You're probably glad you're not in Yosemite tonight.


----------



## Oregon_Camper (Sep 13, 2004)

actsholy44 said:


> Well was gonna go to yosemite but somehow ended up in the Grand Canyon than on to Quarzite,the canyon was about 10 degrees at night and about 35 in the Day Cold but all and all it was very nice. Was in awe the whole time, Than on to arizona *my wife went shopping nuts.I'll post pics soon*


I don't need pictures of that...I have plently of images of my DW shopping....























....."but it was on sale"


----------



## Tonopah (Nov 17, 2007)

Which Grand Canyon campground did you stay at and what did you think of it?


----------



## s'more (Jun 8, 2005)

Is it true that you can't drive to the viewpoints anymore? You have to park some miles away, and take a shuttle bus or something???


----------



## summergames84 (Mar 6, 2004)

s said:


> Is it true that you can't drive to the viewpoints anymore? You have to park some miles away, and take a shuttle bus or something???
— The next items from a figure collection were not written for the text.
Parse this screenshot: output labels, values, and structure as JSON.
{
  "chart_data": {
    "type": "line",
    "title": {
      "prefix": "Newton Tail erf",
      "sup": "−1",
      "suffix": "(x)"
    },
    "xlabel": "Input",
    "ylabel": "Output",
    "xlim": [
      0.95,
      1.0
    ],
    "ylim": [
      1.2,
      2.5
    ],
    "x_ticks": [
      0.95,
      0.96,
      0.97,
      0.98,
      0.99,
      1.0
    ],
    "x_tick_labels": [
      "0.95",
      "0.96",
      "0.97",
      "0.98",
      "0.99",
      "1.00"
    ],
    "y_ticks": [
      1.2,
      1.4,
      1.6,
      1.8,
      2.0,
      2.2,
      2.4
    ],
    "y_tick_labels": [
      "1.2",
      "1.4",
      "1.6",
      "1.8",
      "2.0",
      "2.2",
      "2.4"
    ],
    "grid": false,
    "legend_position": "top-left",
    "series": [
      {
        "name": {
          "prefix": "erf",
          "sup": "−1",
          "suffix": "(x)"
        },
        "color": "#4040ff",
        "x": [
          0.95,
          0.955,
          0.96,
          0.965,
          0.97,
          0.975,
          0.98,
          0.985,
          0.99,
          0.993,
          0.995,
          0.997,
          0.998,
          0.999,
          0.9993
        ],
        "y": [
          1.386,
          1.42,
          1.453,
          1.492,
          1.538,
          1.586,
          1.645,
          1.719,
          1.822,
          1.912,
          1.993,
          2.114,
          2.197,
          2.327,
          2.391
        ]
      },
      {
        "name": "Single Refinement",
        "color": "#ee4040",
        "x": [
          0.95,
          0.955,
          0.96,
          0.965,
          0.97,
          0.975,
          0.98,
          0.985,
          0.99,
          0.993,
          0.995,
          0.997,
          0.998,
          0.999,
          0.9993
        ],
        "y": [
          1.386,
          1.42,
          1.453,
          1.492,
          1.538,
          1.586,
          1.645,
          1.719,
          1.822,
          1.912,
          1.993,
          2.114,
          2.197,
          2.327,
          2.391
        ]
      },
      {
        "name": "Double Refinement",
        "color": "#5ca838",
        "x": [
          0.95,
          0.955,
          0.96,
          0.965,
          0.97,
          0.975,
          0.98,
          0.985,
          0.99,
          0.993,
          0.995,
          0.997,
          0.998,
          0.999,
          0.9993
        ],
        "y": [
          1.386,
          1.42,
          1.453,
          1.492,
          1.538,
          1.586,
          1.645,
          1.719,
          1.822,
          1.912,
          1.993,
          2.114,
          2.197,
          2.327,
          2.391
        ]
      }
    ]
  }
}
Parking isn't that far away, but yes, you have to take the shuttles that run continously along the canyon, stopping at designated viewpoints. I think it is a great system to cut down on the traffic. We stayed at the campground inside the park, walking distance to the canyon, or a shuttle comes to the entrance of the campground. Spots are tight, but they need to maximize the space. Besides, who wants to sit in a campground when the Grand Canyon is 1/4 mile away! We were there in late May and temps at night were about 30, days about 70-75. Perfect.


----------



## actsholy44 (Dec 21, 2007)

you can still drive right up on we stayed in the park campgrounds,with hookups only the spiket was frozen


----------



## Oregon_Camper (Sep 13, 2004)

actsholy44 said:


> you can still drive right up on we stayed in the park campgrounds,with hookups only the spiket was frozen


not really "full" hookups then.


----------